Our second day was the longest as we wanted to get south of Atlanta for the same reason. We tried again for a Hampton Inn but the one we stopped at didn't accept dogs and the desk clerk didn't think any others in the area did either.
She recommended the nearby Drury Inn and since it was almost 10:30 pm and we were tired, we hustled over there and grabbed a room. There were so many people traveling with dogs we thought the Westminster Dog Show might be in town and they were all staying in the same hotel!
This place was more than sketchy and a dank odor that had nothing to do with pets wafted throughout the building.
The elevator was scary-noisy and I wondered if it had been inspected in the last three decades. Even the dogs freaked out.
The room was something right out of the late sixties-early seventies with tacky carpet, gaudy drapes and unmatched bedding with stains and holes. We quickly stripped the beds for the now routine bed bug inspection, closely examined the remainder of the room and deemed it safe despite the musty odor. The sheets were clean and the mattresses appeared new, but we had to wonder why the hotel would replace the mattresses and not the crappy bedding covering them. Jim's thought was it's a "designated pet room" and that's what one gets.
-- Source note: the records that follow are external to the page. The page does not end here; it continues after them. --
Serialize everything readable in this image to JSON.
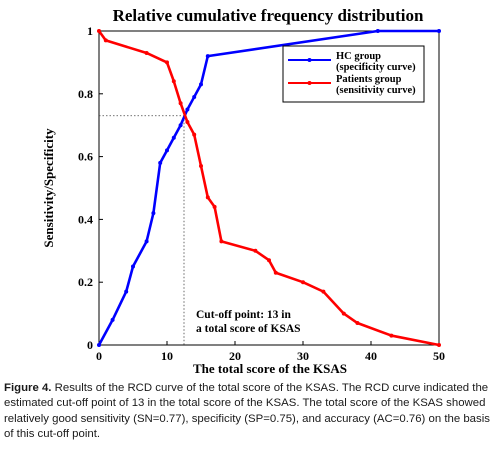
{
  "chart_data": {
    "type": "line",
    "title": "Relative cumulative frequency distribution",
    "xlabel": "The total score of the KSAS",
    "ylabel": "Sensitivity/Specificity",
    "xlim": [
      0,
      50
    ],
    "ylim": [
      0,
      1
    ],
    "x_ticks": [
      "0",
      "10",
      "20",
      "30",
      "40",
      "50"
    ],
    "y_ticks": [
      "0",
      "0.2",
      "0.4",
      "0.6",
      "0.8",
      "1"
    ],
    "grid": false,
    "legend_position": "top-right",
    "series": [
      {
        "name": "HC group (specificity curve)",
        "legend_lines": [
          "HC group",
          "(specificity curve)"
        ],
        "color": "#0000ff",
        "x": [
          0,
          2,
          4,
          5,
          7,
          8,
          9,
          10,
          11,
          12,
          13,
          14,
          15,
          16,
          41,
          50
        ],
        "y": [
          0,
          0.08,
          0.17,
          0.25,
          0.33,
          0.42,
          0.58,
          0.62,
          0.66,
          0.7,
          0.75,
          0.79,
          0.83,
          0.92,
          1.0,
          1.0
        ]
      },
      {
        "name": "Patients group (sensitivity curve)",
        "legend_lines": [
          "Patients group",
          "(sensitivity curve)"
        ],
        "color": "#ff0000",
        "x": [
          0,
          1,
          7,
          10,
          11,
          12,
          13,
          14,
          15,
          16,
          17,
          18,
          23,
          25,
          26,
          30,
          33,
          36,
          38,
          43,
          50
        ],
        "y": [
          1.0,
          0.97,
          0.93,
          0.9,
          0.84,
          0.77,
          0.71,
          0.67,
          0.57,
          0.47,
          0.44,
          0.33,
          0.3,
          0.27,
          0.23,
          0.2,
          0.17,
          0.1,
          0.07,
          0.03,
          0.0
        ]
      }
    ],
    "cutoff": {
      "x": 12.5,
      "y": 0.73
    },
    "annotation_lines": [
      "Cut-off point: 13 in",
      "a total score of KSAS"
    ]
  },
  "caption": {
    "lead": "Figure 4.",
    "text": " Results of the RCD curve of the total score of the KSAS. The RCD curve indicated the estimated cut-off point of 13 in the total score of the KSAS. The total score of the KSAS showed relatively good sensitivity (SN=0.77), specificity (SP=0.75), and accuracy (AC=0.76) on the basis of this cut-off point."
  }
}
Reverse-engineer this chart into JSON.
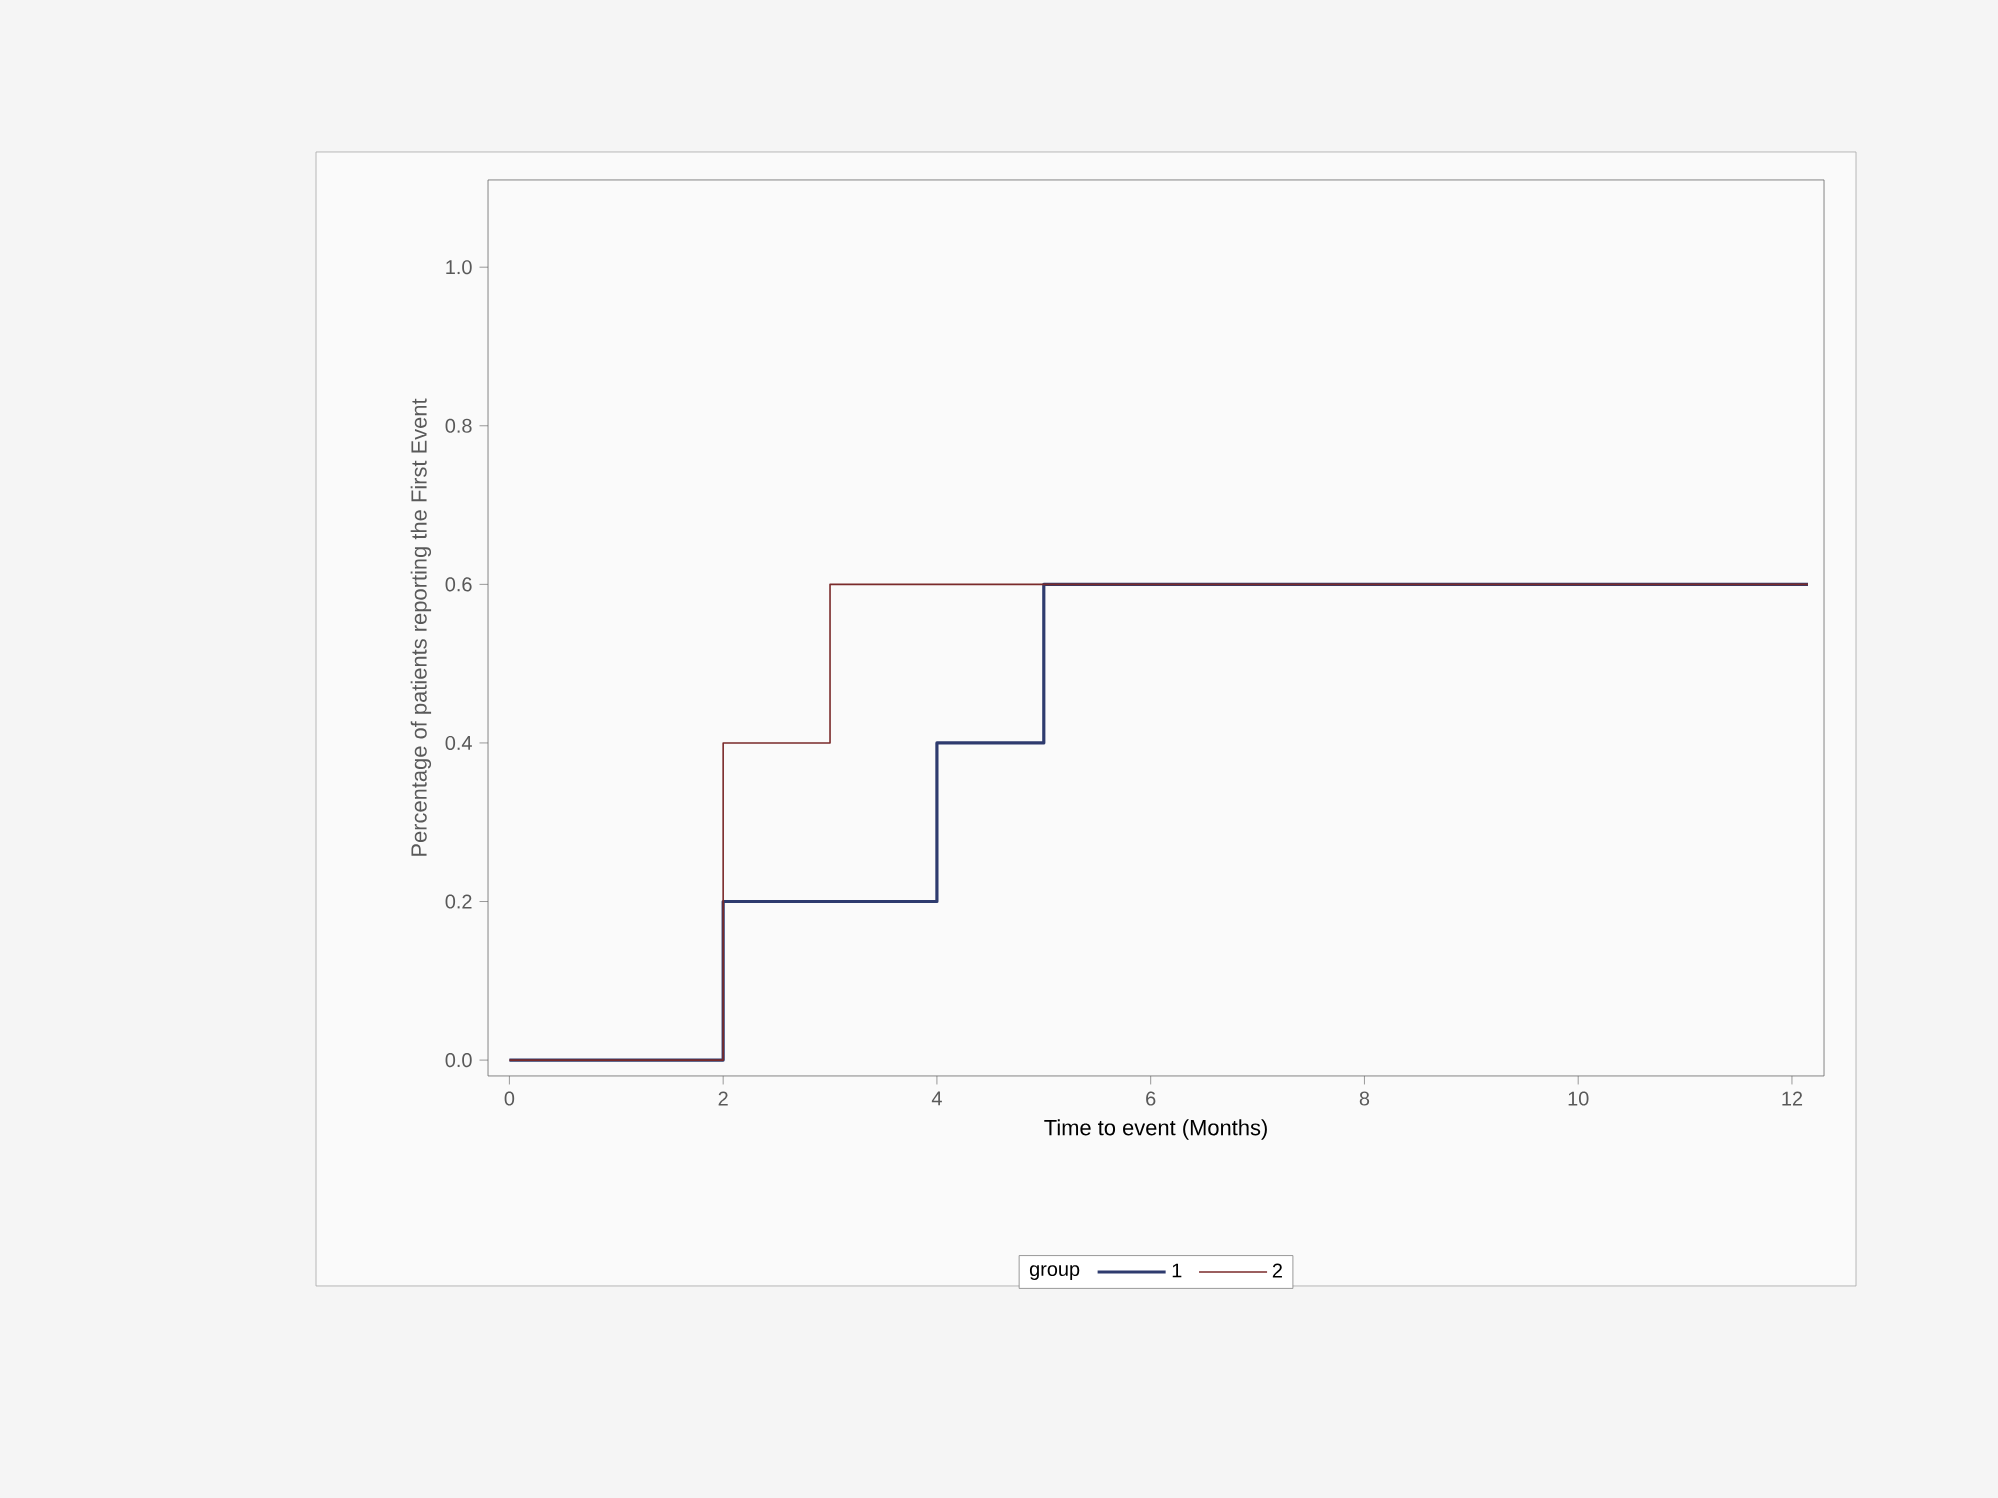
{
  "chart_data": {
    "type": "step",
    "xlabel": "Time to event (Months)",
    "ylabel": "Percentage of patients reporting the First Event",
    "legend_title": "group",
    "legend": "bottom",
    "xlim": [
      -0.2,
      12.3
    ],
    "xticks": [
      0,
      2,
      4,
      6,
      8,
      10,
      12
    ],
    "ylim": [
      -0.02,
      1.11
    ],
    "yticks": [
      {
        "value": 0,
        "label": "0.0"
      },
      0.2,
      0.4,
      0.6,
      0.8,
      {
        "value": 1,
        "label": "1.0"
      }
    ],
    "grid": false,
    "marker": "none",
    "line_style": "solid",
    "series": [
      {
        "name": "1",
        "color": "#2e3b6e",
        "x": [
          0,
          2,
          4,
          5,
          12.15
        ],
        "values": [
          0,
          0.2,
          0.4,
          0.6,
          0.6
        ]
      },
      {
        "name": "2",
        "color": "#7a2a2a",
        "x": [
          0,
          2,
          3,
          12.15
        ],
        "values": [
          0,
          0.4,
          0.6,
          0.6
        ]
      }
    ]
  }
}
My thought was, "My dogs are neat, clean and they deserve better."
We slept about 6 hours and then hit the road again, arriving in North Palm in time for Happy Hour, now Yappy Hour!

Some observations from the road:
-Dogs make great traveling companions. They never complain, don't fight over the License Plate Game and not once did we hear, "When are we going to get there?"
-Most McDonald's rest rooms were a disaster but those at the rest stops were all clean and smelled as though they had been disinfected just prior to our arrival.
-Fast food is just fine when you're on the road. It's fast. It's food. And since we don't indulge any other time, it won't kill us. Besides, it tastes good!
-Long haul truckers using cell phones are just as distracted as anyone else. It's far scarier when a semi drifts into your lane than a Kia.
-Cops are everywhere. No, we did not get a ticket.
-Georgia, and especially Florida, are littered with hundreds, perhaps thousands, of monstrous roadside billboards, most of which have been rented by the religious right and the anti-abortion movement. Gone are the days of the roadside Burma Shave ads. Make no mistake, this is the Bible Belt.
-The further south you travel, the warmer it gets.
-There's nothing as welcoming as the warm embrace of a loved one after three long days on the road.
Oh! And the nice glass of Pinot Noir didn't hurt either.
Looking forward to my winter in Florida!